2006 : Du marketing économique international
Le premier grand cycle déclenché en février 2006 est à proprement parlé
fortement déterminé par une axiologie économique : la pression des
bailleurs de fonds internationaux constitue un facteur inévitable de
pression. L’atteinte du point d’achèvement de l’initiative PPTE
préoccupe le gouvernement. Les conditionnalités indispensables à
l’atteinte de cet objectif structurent un contexte où le marketing
économique international du Cameroun passe par des gages de moralité
économique et de probité dans la gestion des ressources publiques.
Ce n’est peut-être pas un hasard si les trois principales victimes
sont des Directeurs généraux de trois grands établissements financiers
gestionnaires d’importants fonds publics depuis de longues années :
Gérard Ondo Ndong du Fonds d’équipement intercommunal (Feicom); Gilles
Roger Belinga de la Société immobilière du Cameroun (SIC); et Joseph
Edou du Crédit Foncier du Cameroun (CFC). C’est le Ministre de la
justice, Ahmadou Ali qui, lui-même, dans un Communiqué Radio, rendra
public la nouvelle.
Alors que certains observateurs tendaient à
minimiser la détermination du gouvernement en pointant des coups d’éclat
ponctuels visant à aplanir les obstacles sur le chemin de l’admission
du Cameroun au Point d’achèvement de l’initiative PPTE, le témoignage
enthousiaste de l’ambassadeur américain Niels Marquart à l’époque en
poste à Yaoundé est emblématique à cet égard : « je ne partage pas le
point de vue cynique de certains observateurs qui ont pensé que ces
actions n’étaient que de la poudre aux yeux des bailleurs de fonds comme
la Banque Mondiale et le FMI, et des partenaires bilatéraux.» (Cameroun
Tribune, 2006).
Les soutiens du parti au pouvoir ne seront pas
les seuls à réagir. Une sorte d’union sacrée autour du Chef de l’Etat va
mêler dans un même emballement euphorique partis politiques, société
civile, confessions religieuses, ainsi qu’un ensemble de figures
publiques reconnues pour leur autorité morale et sociale. Presque tous
inondèrent la presse et le palais d’Etoudi de motions.
Un tel
concert d’unanimisme reposait avant tout sur ce qui apparaissait à
beaucoup comme un salutaire et brusque revirement d’option dans un
contexte où l’impunité avait fini par acquérir la dignité d’un dogme
politique et managérial. Quelques mois plus tard, c’est-à-dire le 29
avril 2006, le Cameroun était admis au point d’achèvement de
l’initiative PPTE.
En fait, ces arrestations spectaculaires,
sournoisement mais fortement médiatisées, s’inscrivaient pourtant dans
une stratégie politique plus durable de légitimation du pouvoir,
d’enrégimentement et d’alignement des forces sociales et politiques
sceptiques ou indociles. Il s’agissait surtout dans un contexte
économique réputé précaire, de canaliser des contestations sourdes en
lâchant à la vindicte médiatique et publique des boucs émissaires censés
porter la responsabilité des défaites économiques accumulées.

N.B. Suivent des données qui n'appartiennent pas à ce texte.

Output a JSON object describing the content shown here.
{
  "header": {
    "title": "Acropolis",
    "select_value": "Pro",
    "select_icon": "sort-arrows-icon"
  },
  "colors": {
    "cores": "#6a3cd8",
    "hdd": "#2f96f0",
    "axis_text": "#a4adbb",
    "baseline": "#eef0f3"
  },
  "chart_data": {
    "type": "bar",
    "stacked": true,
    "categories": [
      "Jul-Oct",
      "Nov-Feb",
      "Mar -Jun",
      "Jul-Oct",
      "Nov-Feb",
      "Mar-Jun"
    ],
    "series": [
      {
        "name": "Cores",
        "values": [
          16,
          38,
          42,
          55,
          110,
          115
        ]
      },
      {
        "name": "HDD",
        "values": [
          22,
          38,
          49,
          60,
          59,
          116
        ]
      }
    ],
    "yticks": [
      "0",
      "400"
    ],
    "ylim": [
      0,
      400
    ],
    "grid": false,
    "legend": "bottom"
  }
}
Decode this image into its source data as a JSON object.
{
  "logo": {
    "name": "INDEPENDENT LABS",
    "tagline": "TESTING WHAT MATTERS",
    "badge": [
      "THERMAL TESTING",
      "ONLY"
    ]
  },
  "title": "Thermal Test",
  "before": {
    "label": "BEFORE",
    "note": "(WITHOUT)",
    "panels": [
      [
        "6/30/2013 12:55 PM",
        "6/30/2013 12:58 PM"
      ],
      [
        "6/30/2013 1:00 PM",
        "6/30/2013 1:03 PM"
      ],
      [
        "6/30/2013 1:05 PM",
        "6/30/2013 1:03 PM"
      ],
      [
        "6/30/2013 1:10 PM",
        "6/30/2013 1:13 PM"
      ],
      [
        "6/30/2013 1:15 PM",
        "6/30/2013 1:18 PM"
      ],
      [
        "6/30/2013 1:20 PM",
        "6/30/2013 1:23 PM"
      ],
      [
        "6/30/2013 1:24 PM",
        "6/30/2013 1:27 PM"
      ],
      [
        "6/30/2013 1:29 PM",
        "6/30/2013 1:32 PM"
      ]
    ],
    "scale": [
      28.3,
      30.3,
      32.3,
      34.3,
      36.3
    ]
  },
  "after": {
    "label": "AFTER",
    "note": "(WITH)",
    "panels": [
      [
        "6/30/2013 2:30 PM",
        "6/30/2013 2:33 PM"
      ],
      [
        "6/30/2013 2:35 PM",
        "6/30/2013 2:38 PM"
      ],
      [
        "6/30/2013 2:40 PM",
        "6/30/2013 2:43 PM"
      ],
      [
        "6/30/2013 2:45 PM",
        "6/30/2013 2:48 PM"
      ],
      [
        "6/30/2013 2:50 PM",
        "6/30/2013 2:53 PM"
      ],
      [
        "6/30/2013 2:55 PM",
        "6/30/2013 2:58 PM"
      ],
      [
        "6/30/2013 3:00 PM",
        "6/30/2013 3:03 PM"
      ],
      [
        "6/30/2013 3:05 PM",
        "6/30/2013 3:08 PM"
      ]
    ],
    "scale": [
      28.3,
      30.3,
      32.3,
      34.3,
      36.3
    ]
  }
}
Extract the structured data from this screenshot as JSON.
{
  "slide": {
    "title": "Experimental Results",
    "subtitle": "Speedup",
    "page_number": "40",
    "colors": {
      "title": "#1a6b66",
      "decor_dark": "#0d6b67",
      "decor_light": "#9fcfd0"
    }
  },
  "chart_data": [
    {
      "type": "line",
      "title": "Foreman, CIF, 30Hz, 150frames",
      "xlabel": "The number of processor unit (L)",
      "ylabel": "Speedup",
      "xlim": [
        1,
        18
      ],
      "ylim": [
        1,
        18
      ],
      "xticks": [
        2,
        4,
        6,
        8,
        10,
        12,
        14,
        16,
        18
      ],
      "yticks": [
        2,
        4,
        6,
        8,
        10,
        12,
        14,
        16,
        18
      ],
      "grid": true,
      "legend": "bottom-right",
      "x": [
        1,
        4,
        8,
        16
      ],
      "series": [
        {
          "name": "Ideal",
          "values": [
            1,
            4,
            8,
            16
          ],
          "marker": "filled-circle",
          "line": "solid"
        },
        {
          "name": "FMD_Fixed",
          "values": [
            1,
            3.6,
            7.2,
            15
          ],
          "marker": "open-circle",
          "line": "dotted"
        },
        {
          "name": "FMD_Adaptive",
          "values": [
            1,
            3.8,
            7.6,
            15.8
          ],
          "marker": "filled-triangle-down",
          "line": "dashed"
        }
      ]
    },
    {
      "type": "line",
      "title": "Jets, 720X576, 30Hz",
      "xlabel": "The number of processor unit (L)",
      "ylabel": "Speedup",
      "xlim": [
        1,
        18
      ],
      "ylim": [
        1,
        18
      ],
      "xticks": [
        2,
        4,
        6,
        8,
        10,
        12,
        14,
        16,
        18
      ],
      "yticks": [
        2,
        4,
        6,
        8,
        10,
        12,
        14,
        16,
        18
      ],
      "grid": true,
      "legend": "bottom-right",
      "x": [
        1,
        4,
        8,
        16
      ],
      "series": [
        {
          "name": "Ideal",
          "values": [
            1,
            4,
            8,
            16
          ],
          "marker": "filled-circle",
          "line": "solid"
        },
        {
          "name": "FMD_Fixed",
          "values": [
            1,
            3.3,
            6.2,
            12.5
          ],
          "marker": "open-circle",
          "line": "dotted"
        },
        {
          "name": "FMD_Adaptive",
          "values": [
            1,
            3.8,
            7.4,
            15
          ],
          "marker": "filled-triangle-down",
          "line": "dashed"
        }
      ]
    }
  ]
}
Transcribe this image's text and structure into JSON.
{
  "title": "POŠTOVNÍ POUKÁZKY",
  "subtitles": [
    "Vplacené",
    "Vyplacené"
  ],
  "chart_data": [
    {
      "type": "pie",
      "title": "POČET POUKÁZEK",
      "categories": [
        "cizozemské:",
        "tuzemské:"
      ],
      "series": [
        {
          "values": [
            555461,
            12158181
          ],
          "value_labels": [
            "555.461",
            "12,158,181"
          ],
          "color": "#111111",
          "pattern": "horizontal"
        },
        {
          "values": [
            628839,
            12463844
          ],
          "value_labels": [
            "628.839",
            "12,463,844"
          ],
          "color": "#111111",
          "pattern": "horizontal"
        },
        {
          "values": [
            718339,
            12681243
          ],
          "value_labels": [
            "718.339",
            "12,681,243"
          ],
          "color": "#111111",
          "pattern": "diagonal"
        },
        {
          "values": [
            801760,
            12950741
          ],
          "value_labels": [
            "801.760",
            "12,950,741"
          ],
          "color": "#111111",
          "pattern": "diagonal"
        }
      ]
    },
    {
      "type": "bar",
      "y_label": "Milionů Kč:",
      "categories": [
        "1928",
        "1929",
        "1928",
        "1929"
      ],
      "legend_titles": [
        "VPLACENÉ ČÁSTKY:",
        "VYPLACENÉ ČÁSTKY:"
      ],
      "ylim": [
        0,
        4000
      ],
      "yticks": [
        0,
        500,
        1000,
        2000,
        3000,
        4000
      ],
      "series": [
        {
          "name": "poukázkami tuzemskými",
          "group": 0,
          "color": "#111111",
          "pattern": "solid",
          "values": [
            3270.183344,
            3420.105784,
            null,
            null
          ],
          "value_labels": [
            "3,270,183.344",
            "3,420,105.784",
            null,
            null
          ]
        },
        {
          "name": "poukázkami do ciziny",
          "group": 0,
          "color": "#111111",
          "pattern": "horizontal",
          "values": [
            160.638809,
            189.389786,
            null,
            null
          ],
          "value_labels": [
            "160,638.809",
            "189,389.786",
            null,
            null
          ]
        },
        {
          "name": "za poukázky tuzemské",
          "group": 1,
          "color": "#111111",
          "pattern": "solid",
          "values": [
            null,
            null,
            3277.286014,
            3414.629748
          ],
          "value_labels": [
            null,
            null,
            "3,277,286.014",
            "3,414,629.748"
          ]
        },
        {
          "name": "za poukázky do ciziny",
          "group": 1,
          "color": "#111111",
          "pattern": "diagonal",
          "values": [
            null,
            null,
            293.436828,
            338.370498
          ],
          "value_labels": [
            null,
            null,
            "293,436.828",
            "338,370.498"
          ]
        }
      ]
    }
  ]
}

La fonction cathartique de ces arrestations avait donc fonctionné à
fond. Tout ceci s’opérait en définitive sur fond d’un agenda politique
et institutionnel caché qui, à long terme, était censé ouvrir la voie
sans chahut à une modification constitutionnelle donnant la possibilité
au Président de solliciter indéfiniment d’autres mandats présidentiels.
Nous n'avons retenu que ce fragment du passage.